Nothing is developing AI-powered smart glasses set to launch in the first half of 2027, according to a Bloomberg report. It's a big swing for a company that's mostly stuck to phones and earbuds, and it plants Nothing squarely in a space where Meta, Apple, and a handful of others are already jockeying for position.
The glasses won't run AI locally. Instead, they'll lean on your paired smartphone and cloud infrastructure to process requests, according to company employees who spoke with Bloomberg. That's a smart trade‑off: you skip the bulk and heat of on‑device chips, but you're tethered to your phone and dependent on decent connectivity.

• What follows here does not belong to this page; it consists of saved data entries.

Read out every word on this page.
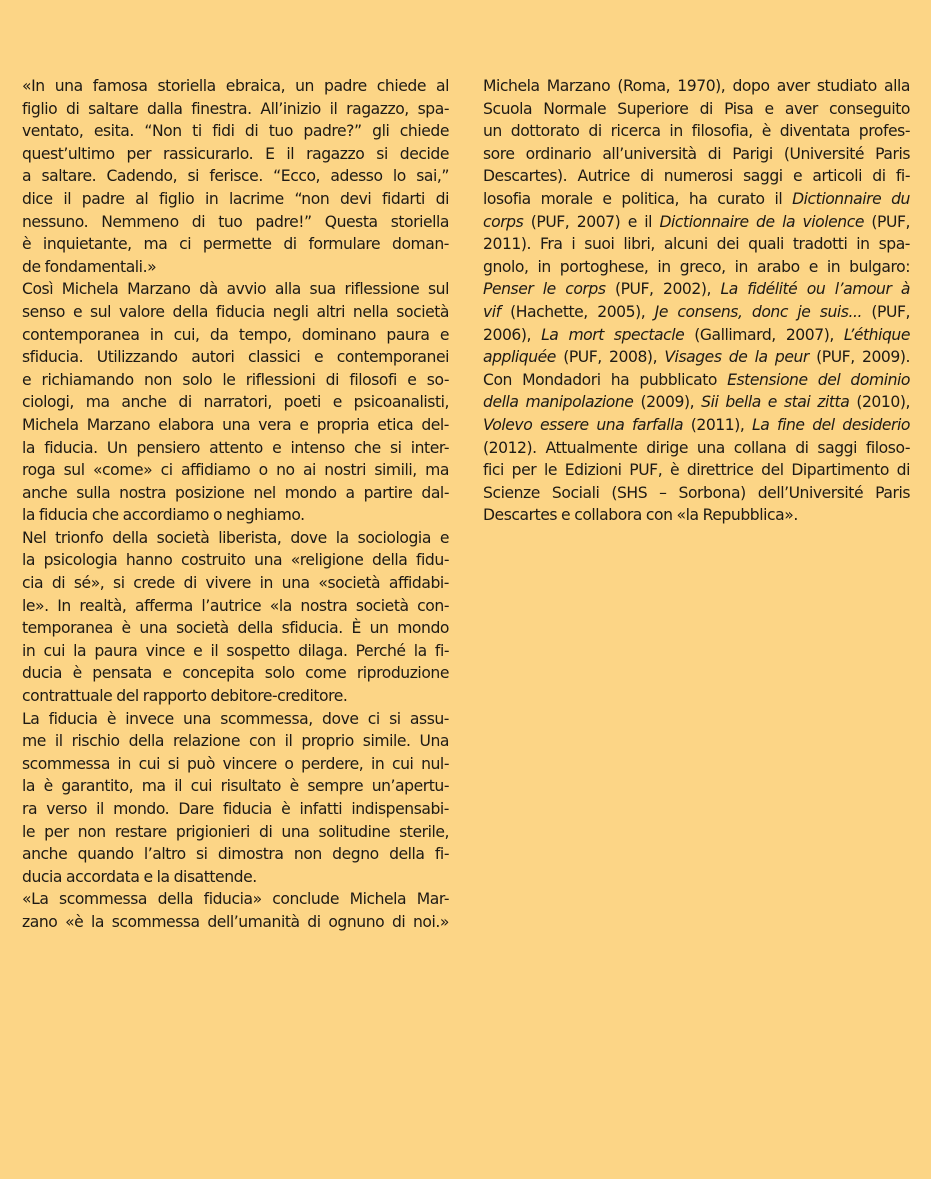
«In una famosa storiella ebraica, un padre chiede al
figlio di saltare dalla finestra. All’inizio il ragazzo, spa-
ventato, esita. “Non ti fidi di tuo padre?” gli chiede
quest’ultimo per rassicurarlo. E il ragazzo si decide
a saltare. Cadendo, si ferisce. “Ecco, adesso lo sai,”
dice il padre al figlio in lacrime “non devi fidarti di
nessuno. Nemmeno di tuo padre!” Questa storiella
è inquietante, ma ci permette di formulare doman-
de fondamentali.»
Così Michela Marzano dà avvio alla sua riflessione sul
senso e sul valore della fiducia negli altri nella società
contemporanea in cui, da tempo, dominano paura e
sfiducia. Utilizzando autori classici e contemporanei
e richiamando non solo le riflessioni di filosofi e so-
ciologi, ma anche di narratori, poeti e psicoanalisti,
Michela Marzano elabora una vera e propria etica del-
la fiducia. Un pensiero attento e intenso che si inter-
roga sul «come» ci affidiamo o no ai nostri simili, ma
anche sulla nostra posizione nel mondo a partire dal-
la fiducia che accordiamo o neghiamo.
Nel trionfo della società liberista, dove la sociologia e
la psicologia hanno costruito una «religione della fidu-
cia di sé», si crede di vivere in una «società affidabi-
le». In realtà, afferma l’autrice «la nostra società con-
temporanea è una società della sfiducia. È un mondo
in cui la paura vince e il sospetto dilaga. Perché la fi-
ducia è pensata e concepita solo come riproduzione
contrattuale del rapporto debitore-creditore.
La fiducia è invece una scommessa, dove ci si assu-
me il rischio della relazione con il proprio simile. Una
scommessa in cui si può vincere o perdere, in cui nul-
la è garantito, ma il cui risultato è sempre un’apertu-
ra verso il mondo. Dare fiducia è infatti indispensabi-
le per non restare prigionieri di una solitudine sterile,
anche quando l’altro si dimostra non degno della fi-
ducia accordata e la disattende.
«La scommessa della fiducia» conclude Michela Mar-
zano «è la scommessa dell’umanità di ognuno di noi.»
Michela Marzano (Roma, 1970), dopo aver studiato alla
Scuola Normale Superiore di Pisa e aver conseguito
un dottorato di ricerca in filosofia, è diventata profes-
sore ordinario all’università di Parigi (Université Paris
Descartes). Autrice di numerosi saggi e articoli di fi-
losofia morale e politica, ha curato il Dictionnaire du
corps (PUF, 2007) e il Dictionnaire de la violence (PUF,
2011). Fra i suoi libri, alcuni dei quali tradotti in spa-
gnolo, in portoghese, in greco, in arabo e in bulgaro:
Penser le corps (PUF, 2002), La fidélité ou l’amour à
vif (Hachette, 2005), Je consens, donc je suis... (PUF,
2006), La mort spectacle (Gallimard, 2007), L’éthique
appliquée (PUF, 2008), Visages de la peur (PUF, 2009).
Con Mondadori ha pubblicato Estensione del dominio
della manipolazione (2009), Sii bella e stai zitta (2010),
Volevo essere una farfalla (2011), La fine del desiderio
(2012). Attualmente dirige una collana di saggi filoso-
fici per le Edizioni PUF, è direttrice del Dipartimento di
Scienze Sociali (SHS – Sorbona) dell’Université Paris
Descartes e collabora con «la Repubblica».
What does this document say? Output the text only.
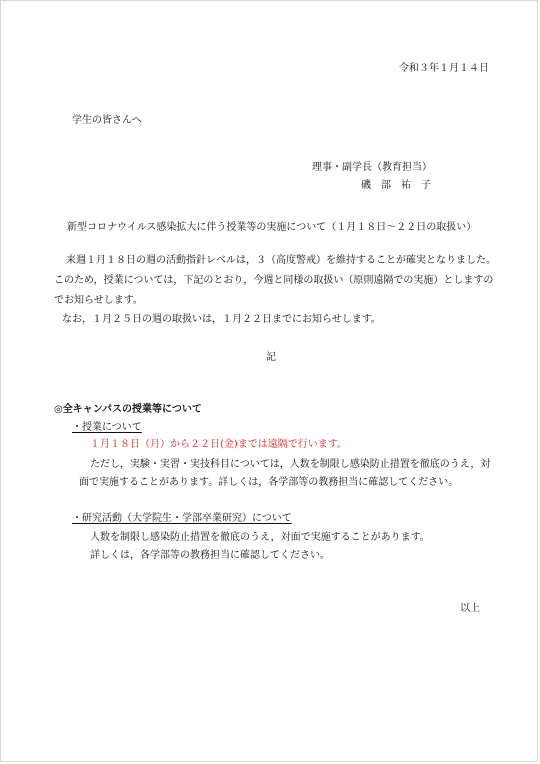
令和３年１月１４日
学生の皆さんへ
理事・副学長（教育担当）
磯　部　祐　子
新型コロナウイルス感染拡大に伴う授業等の実施について（１月１８日～２２日の取扱い）
来週１月１８日の週の活動指針レベルは，３（高度警戒）を維持することが確実となりました。
このため，授業については，下記のとおり，今週と同様の取扱い（原則遠隔での実施）としますの
でお知らせします。
なお，１月２５日の週の取扱いは，１月２２日までにお知らせします。
記
◎全キャンパスの授業等について
・授業について
１月１８日（月）から２２日(金)までは遠隔で行います。
ただし，実験・実習・実技科目については，人数を制限し感染防止措置を徹底のうえ，対
面で実施することがあります。詳しくは，各学部等の教務担当に確認してください。
・研究活動（大学院生・学部卒業研究）について
人数を制限し感染防止措置を徹底のうえ，対面で実施することがあります。
詳しくは，各学部等の教務担当に確認してください。
以上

Expect built‑in cameras, microphones, and speakers. Nothing's signature transparent design language carries over, complete with LED accents that'll either charm you or feel like a statement piece, depending on your tolerance for distinctive tech aesthetics. The minimalist look is intentional: it's meant to sidestep the clunky, experimental vibe that's plagued earlier headsets.
Because the AI heavy lifting happens elsewhere, the glasses themselves don't need a dedicated chipset. That should keep weight down and battery life tolerable, though we won't know real‑world performance until units ship.
Smart glasses are having a moment. Meta's been iterating on Ray‑Ban collabs, Apple's rumored to be prepping something for late 2027, and a dozen startups are chasing the same dream: a wearable that handles tasks without pulling your phone from your pocket every thirty seconds. Nothing's betting that a clean aesthetic and cloud‑based processing will resonate with people who want utility without looking like they're cosplaying a cyborg.
The risk? Glasses are intimate. They sit on your face. If they're heavy, hot, or awkward, people won't wear them, no matter how clever the AI is. And if the AI isn't responsive enough, or if cloud latency introduces lag, the whole premise falls apart.
Nothing plans to reveal pricing and availability details later this year. They're also working on AI‑enabled earbuds that'll share the same software ecosystem, which suggests they're thinking about a broader wearable platform, not just a one‑off product.
For now, this is a promising announcement with a lot of unanswered questions. The smart‑glasses market is still figuring itself out, and Nothing's entry, if executed well, could help define what "good enough" looks like for mainstream users. Or it could join the pile of ambitious wearables that never quite clicked. We'll know more in the next few months.